Purpose: The glutathione S-transferase M1 (GSTM1) as a member of phase II detoxification enzymes is expressed in many tissues and plays a critical role in preventing the occurrence of cancer. Published data regarding the associations between the GSTM1 polymorphism and colorectal cancer (CRC) risk are inconclusive.
Materials and methods: A meta-analysis of 55 case-control studies involving 17,498 cases and 26,441 controls were performed to assess the strength of association using odds ratio (OR) with 95% confidence interval (CI).

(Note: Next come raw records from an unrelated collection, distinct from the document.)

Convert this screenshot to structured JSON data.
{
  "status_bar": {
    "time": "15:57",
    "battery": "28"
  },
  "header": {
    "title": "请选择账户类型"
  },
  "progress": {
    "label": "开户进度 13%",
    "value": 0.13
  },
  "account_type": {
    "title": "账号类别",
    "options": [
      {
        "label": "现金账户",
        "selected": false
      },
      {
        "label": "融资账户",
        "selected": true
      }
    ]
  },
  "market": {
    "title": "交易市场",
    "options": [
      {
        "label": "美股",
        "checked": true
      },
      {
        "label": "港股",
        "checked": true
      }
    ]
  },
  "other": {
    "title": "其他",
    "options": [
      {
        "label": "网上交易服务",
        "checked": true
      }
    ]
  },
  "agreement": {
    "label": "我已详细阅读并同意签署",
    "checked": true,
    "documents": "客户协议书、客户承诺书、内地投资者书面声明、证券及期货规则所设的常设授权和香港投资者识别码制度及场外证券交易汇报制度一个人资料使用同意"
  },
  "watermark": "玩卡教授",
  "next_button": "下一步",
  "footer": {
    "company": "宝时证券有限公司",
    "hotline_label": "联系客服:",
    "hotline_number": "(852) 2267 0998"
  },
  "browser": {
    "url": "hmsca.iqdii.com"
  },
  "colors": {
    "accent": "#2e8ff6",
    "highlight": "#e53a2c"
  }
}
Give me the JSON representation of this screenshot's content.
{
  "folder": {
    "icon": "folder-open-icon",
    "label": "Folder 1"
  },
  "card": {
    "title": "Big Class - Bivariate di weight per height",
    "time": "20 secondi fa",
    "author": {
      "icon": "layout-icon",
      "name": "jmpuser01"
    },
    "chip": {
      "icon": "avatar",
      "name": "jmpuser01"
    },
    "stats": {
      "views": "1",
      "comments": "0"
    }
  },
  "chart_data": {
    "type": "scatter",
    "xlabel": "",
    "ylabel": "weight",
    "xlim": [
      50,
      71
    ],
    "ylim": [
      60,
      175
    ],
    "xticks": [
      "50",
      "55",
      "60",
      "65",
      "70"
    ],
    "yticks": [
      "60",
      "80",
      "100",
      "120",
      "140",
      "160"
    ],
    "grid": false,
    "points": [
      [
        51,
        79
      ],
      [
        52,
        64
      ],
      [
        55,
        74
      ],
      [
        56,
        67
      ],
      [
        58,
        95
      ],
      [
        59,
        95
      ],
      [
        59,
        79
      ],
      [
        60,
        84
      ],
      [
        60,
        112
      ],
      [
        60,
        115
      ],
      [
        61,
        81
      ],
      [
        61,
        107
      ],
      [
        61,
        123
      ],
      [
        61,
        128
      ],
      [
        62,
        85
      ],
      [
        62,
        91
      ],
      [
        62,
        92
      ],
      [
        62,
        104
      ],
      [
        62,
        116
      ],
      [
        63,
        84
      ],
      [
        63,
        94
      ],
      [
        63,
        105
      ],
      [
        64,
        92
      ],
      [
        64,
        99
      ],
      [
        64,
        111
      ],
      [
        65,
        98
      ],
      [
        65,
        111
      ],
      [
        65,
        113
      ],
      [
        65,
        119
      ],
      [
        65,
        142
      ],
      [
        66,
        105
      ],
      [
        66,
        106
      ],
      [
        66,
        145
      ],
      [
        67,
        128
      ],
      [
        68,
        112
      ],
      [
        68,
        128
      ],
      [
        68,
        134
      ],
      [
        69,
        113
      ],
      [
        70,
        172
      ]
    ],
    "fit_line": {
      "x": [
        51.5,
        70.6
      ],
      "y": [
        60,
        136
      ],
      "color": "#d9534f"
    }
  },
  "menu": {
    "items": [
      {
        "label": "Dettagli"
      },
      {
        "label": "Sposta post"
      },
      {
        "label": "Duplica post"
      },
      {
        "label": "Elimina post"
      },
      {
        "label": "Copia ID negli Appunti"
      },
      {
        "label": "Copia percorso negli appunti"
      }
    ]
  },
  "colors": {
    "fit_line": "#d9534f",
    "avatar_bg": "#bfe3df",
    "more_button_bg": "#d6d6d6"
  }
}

Results: The meta-analysis of those studies suggested that GSTM1 null genotype was significantly associated with CRC risk (OR = 1.13, 95% CI = 1.06-1.20, P < 0.0001). In the subgroup analysis by ethnicity, significant risks were associated with GSTM1 null genotype in Caucasians (OR = 1.18, 95% CI = 1.07-1.29, P = 0.001), Asians (OR = 1.11, 95% CI = 1.02-1.22, P = 0.02), and mixed group (OR = 1.01, 95% CI = 0.90-1.14, P = 0.85). In the subgroup analysis by study design, significant elevated risks were associated with GSTM1 null genotype in hospital-based case-control study group (OR = 1.20, 95% CI = 1.10-1.31, and P < 0.0001) but not in population-based case-control study group (OR = 1.03, 95% CI = 0.96-1.10, P = 0.43).
Conclusions: Based on our meta-analysis, the GSTM1 null genotype is a risk factor for CRC.
Keywords: Colorectal cancer; glutathione S-transferase M1; meta-analysis; polymorphism.